Nowadays we spend more and more time in the digital world. In fact, our actual world is slowly turning into digital which brings a lot of positive changes to our daily life. However, there is still a stigma connected with video games. It is driven by the fear of a negative impact on the lives of both children and adults, and it does not matter if we are talking about violent scenarios or not.
Think about it: any anti-social actions of people who often play video games or even simply like them will most likely be justified by the industry.
From the other side, if we look back, our fear seems to be natural and does not look like something we have not seen before. Similar concerns were actual when rock music appeared or when the world was introduced to comic books. People are generally careful and in most cases defensive when they see some new tendency, especially among younger people.
Of course, some games, some music, and some books are not meant for all age groups, which leads us to an eternal question: Isn’t it important to have a balanced approach in every sphere?
To begin with, there are numerous proven benefits to playing video games regardless of their content. It looks like once a person focuses on a game, their stress level is dropping significantly, their mood improves and the level of confidence is growing.

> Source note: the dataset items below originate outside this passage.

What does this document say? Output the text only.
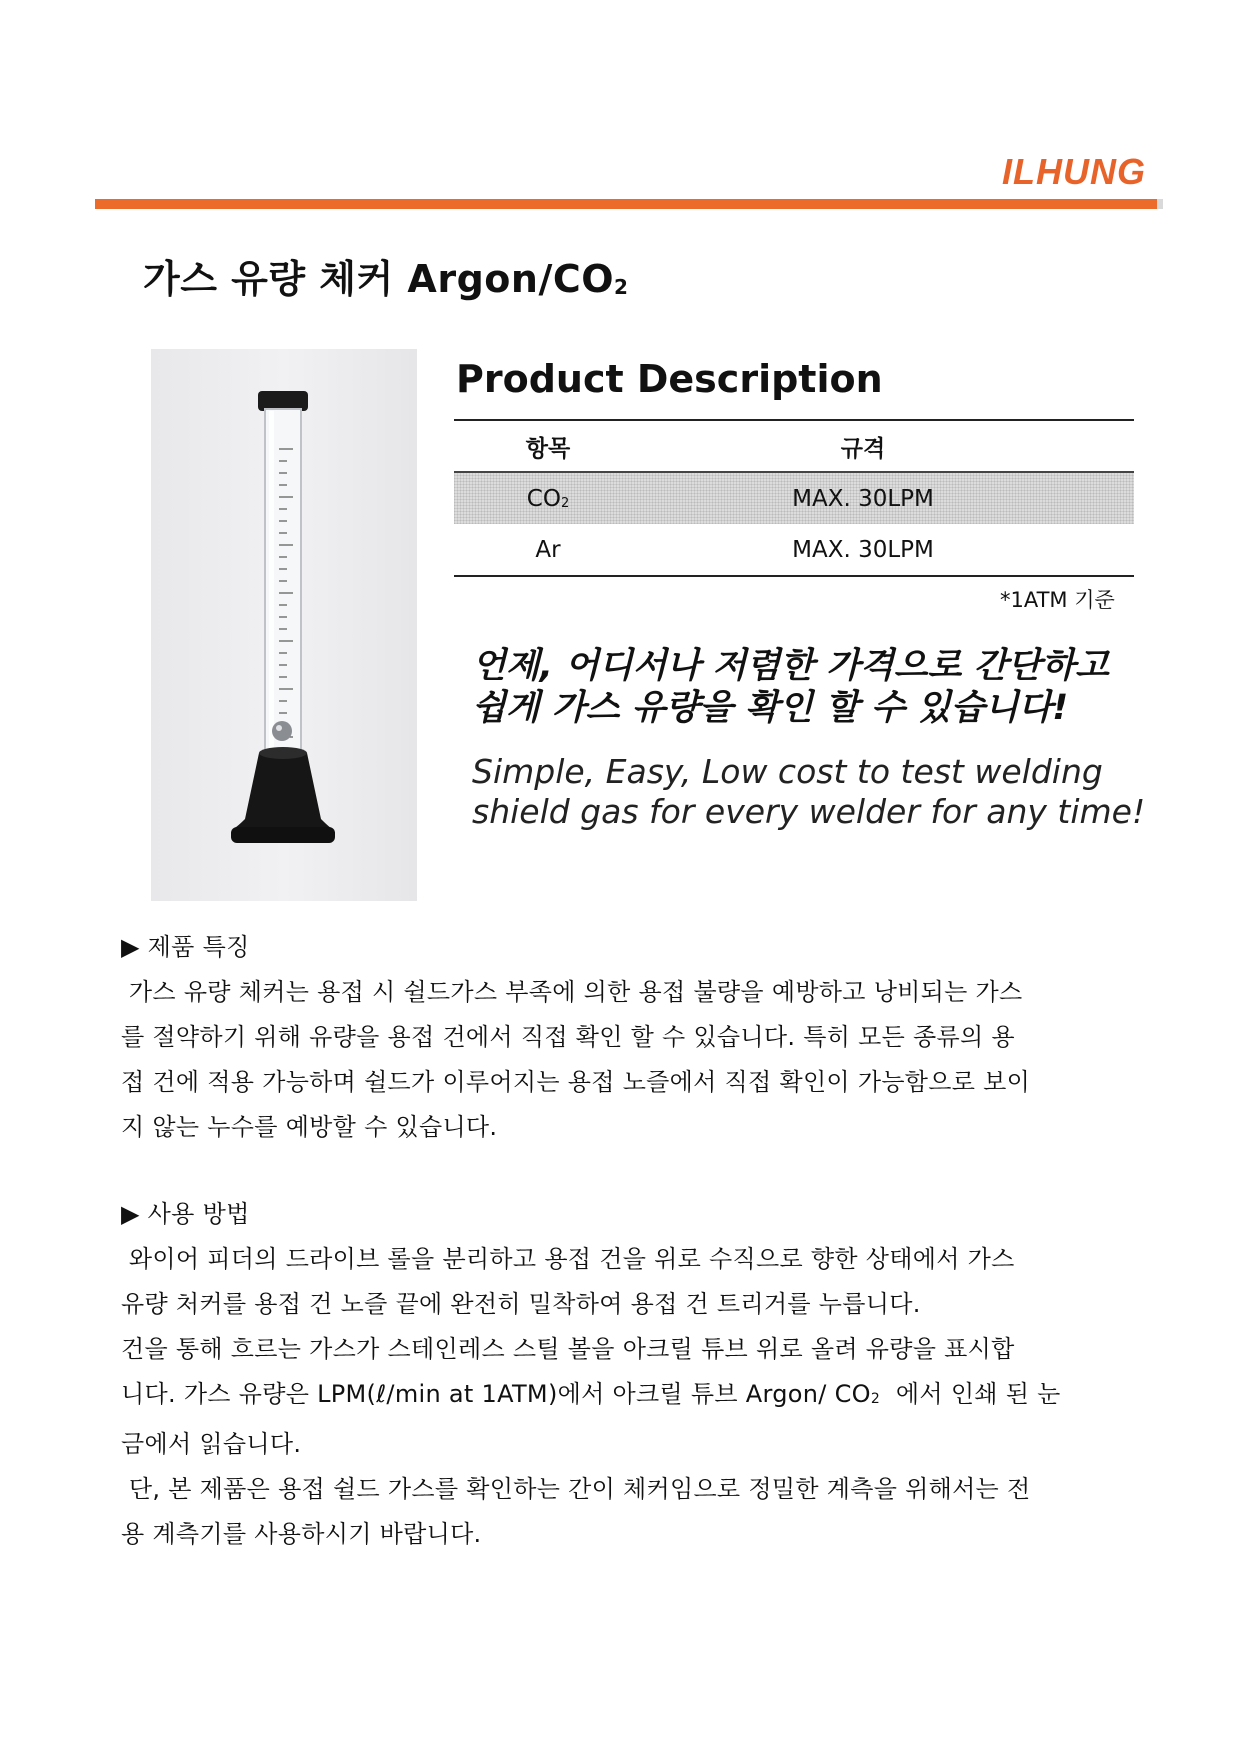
ILHUNG
가스 유량 체커 Argon/$CO_2$
Product Description
항목	규격
$CO_2$	MAX. 30LPM
Ar	MAX. 30LPM
*1ATM 기준
언제, 어디서나 저렴한 가격으로 간단하고
쉽게 가스 유량을 확인 할 수 있습니다!
Simple, Easy, Low cost to test welding
shield gas for every welder for any time!

▶ 제품 특징

가스 유량 체커는 용접 시 쉴드가스 부족에 의한 용접 불량을 예방하고 낭비되는 가스

를 절약하기 위해 유량을 용접 건에서 직접 확인 할 수 있습니다. 특히 모든 종류의 용

접 건에 적용 가능하며 쉴드가 이루어지는 용접 노즐에서 직접 확인이 가능함으로 보이

지 않는 누수를 예방할 수 있습니다.

▶ 사용 방법

와이어 피더의 드라이브 롤을 분리하고 용접 건을 위로 수직으로 향한 상태에서 가스

유량 처커를 용접 건 노즐 끝에 완전히 밀착하여 용접 건 트리거를 누릅니다.

건을 통해 흐르는 가스가 스테인레스 스틸 볼을 아크릴 튜브 위로 올려 유량을 표시합

니다. 가스 유량은 LPM(ℓ/min at 1ATM)에서 아크릴 튜브 Argon/ $CO_2$  에서 인쇄 된 눈

금에서 읽습니다.

단, 본 제품은 용접 쉴드 가스를 확인하는 간이 체커임으로 정밀한 계측을 위해서는 전

용 계측기를 사용하시기 바랍니다.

The latter is connected with the fact that the joy of winning in any sphere inevitably leads to an increase in the feeling of self-worth. Young people and teenagers also enjoy the benefits of playing in a social and communicational sense. This includes both the feeling of relatedness and the need to interact with other people in some of the types.
Moreover, research shows that in a randomized sample of adults diagnosed with clinical depression those who started playing video games reported positive changes and the reduction of stress level, anger, and tension. What is more important is that those results were reflected in their heart rate variability and brain activity.

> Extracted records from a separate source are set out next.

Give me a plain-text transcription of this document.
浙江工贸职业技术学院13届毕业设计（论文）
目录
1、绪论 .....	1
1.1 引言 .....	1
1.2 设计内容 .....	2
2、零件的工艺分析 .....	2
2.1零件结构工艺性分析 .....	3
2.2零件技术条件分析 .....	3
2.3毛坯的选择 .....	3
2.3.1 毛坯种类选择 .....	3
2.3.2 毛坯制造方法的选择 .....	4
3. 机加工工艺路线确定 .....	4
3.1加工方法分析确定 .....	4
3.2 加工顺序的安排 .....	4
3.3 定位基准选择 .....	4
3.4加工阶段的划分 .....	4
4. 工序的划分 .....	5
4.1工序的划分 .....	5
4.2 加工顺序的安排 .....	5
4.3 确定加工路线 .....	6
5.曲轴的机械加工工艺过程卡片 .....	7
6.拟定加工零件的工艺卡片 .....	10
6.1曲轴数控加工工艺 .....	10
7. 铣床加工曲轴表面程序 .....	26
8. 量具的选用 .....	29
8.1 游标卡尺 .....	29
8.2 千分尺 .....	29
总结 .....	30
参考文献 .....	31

Similar research conducted with children had the same results: those kids who played on a moderate level showed better results in positive emotions, self-esteem, connections with family, and safe friendships than kids who were playing a lot or did not play at all. It looks like the wisdom of not overdoing works in every sphere regardless of age.

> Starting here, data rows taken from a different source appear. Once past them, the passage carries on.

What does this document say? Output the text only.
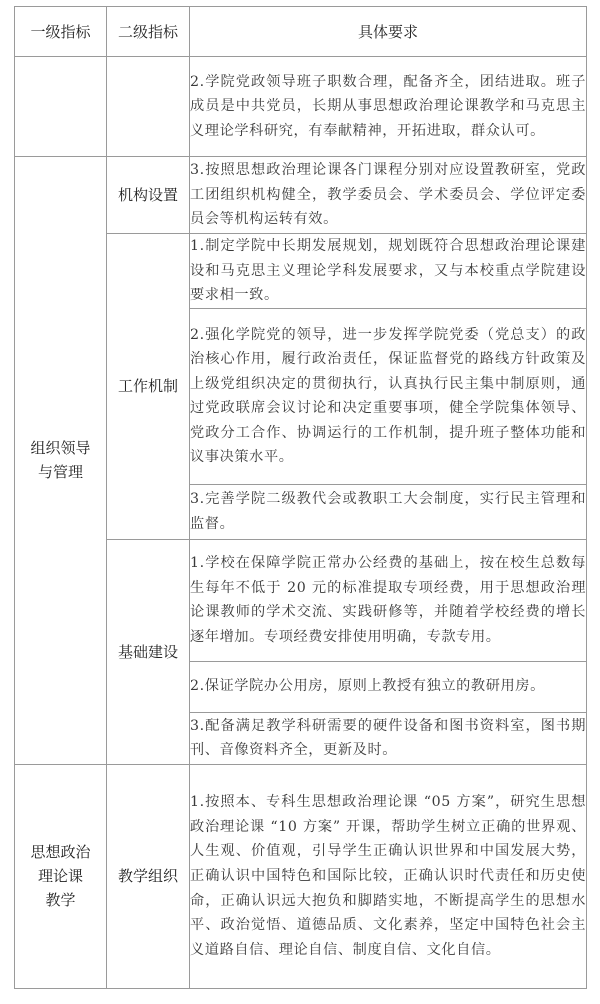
一级指标	二级指标	具体要求
		2.学院党政领导班子职数合理，配备齐全，团结进取。班子成员是中共党员，长期从事思想政治理论课教学和马克思主义理论学科研究，有奉献精神，开拓进取，群众认可。

组织领导
与管理	机构设置	3.按照思想政治理论课各门课程分别对应设置教研室，党政工团组织机构健全，教学委员会、学术委员会、学位评定委员会等机构运转有效。
	工作机制	1.制定学院中长期发展规划，规划既符合思想政治理论课建设和马克思主义理论学科发展要求，又与本校重点学院建设要求相一致。
		2.强化学院党的领导，进一步发挥学院党委（党总支）的政治核心作用，履行政治责任，保证监督党的路线方针政策及上级党组织决定的贯彻执行，认真执行民主集中制原则，通过党政联席会议讨论和决定重要事项，健全学院集体领导、党政分工合作、协调运行的工作机制，提升班子整体功能和议事决策水平。
		3.完善学院二级教代会或教职工大会制度，实行民主管理和监督。
	基础建设	1.学校在保障学院正常办公经费的基础上，按在校生总数每生每年不低于 20 元的标准提取专项经费，用于思想政治理论课教师的学术交流、实践研修等，并随着学校经费的增长逐年增加。专项经费安排使用明确，专款专用。
		2.保证学院办公用房，原则上教授有独立的教研用房。
		3.配备满足教学科研需要的硬件设备和图书资料室，图书期刊、音像资料齐全，更新及时。

思想政治
理论课
教学	教学组织	1.按照本、专科生思想政治理论课 “05 方案”，研究生思想政治理论课 “10 方案” 开课，帮助学生树立正确的世界观、人生观、价值观，引导学生正确认识世界和中国发展大势，正确认识中国特色和国际比较，正确认识时代责任和历史使命，正确认识远大抱负和脚踏实地，不断提高学生的思想水平、政治觉悟、道德品质、文化素养，坚定中国特色社会主义道路自信、理论自信、制度自信、文化自信。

Also, now that we have more studies on the human brain, the scientific community started paying attention to what video games can actually do to assist people with adjusting to the fast-paced world we live in.
First of all, there is good news for action game lovers: they improve your swift reaction to unpredictable circumstances, strategic thinking, and multitasking. Besides, those who play in general are more likely to identify distractions, which helps them to return to their main tasks quicker and procrastinate less.
This leads us to the conclusion that people who do video games have better focus. Such a crazy hypothesis has been proven by the French cognitive neuroscientist Daphne Bavelier who has accidentally started researching this topic and the impact of gaming on our brain activity. In her study she had both gamers and nongamers watch sequences of letters that would rapidly appear on the screen at the same time.
The participants had to concentrate on one of the three pressing a button when numbers would come up and ignoring all the distractions. Their results and brain activity was recorded as they also had EEG headsets on. All the participants held their attention and focused on their sequences.
However, those who played video games had far better reactions and scores. Wouldn’t it be nice to do better at work and be able to focus on the meaningful thanks to the actual fun time spent with friends?
To sum up, there’s more to video games than meets the eye. Playing several sets of your favorite one alone or with your friends spending a wise amount of your time can bring a lot of positive influence. Your stress will be gone, and the muscle of focus trained. Video games ‘good for well-being’ says University of Oxford study.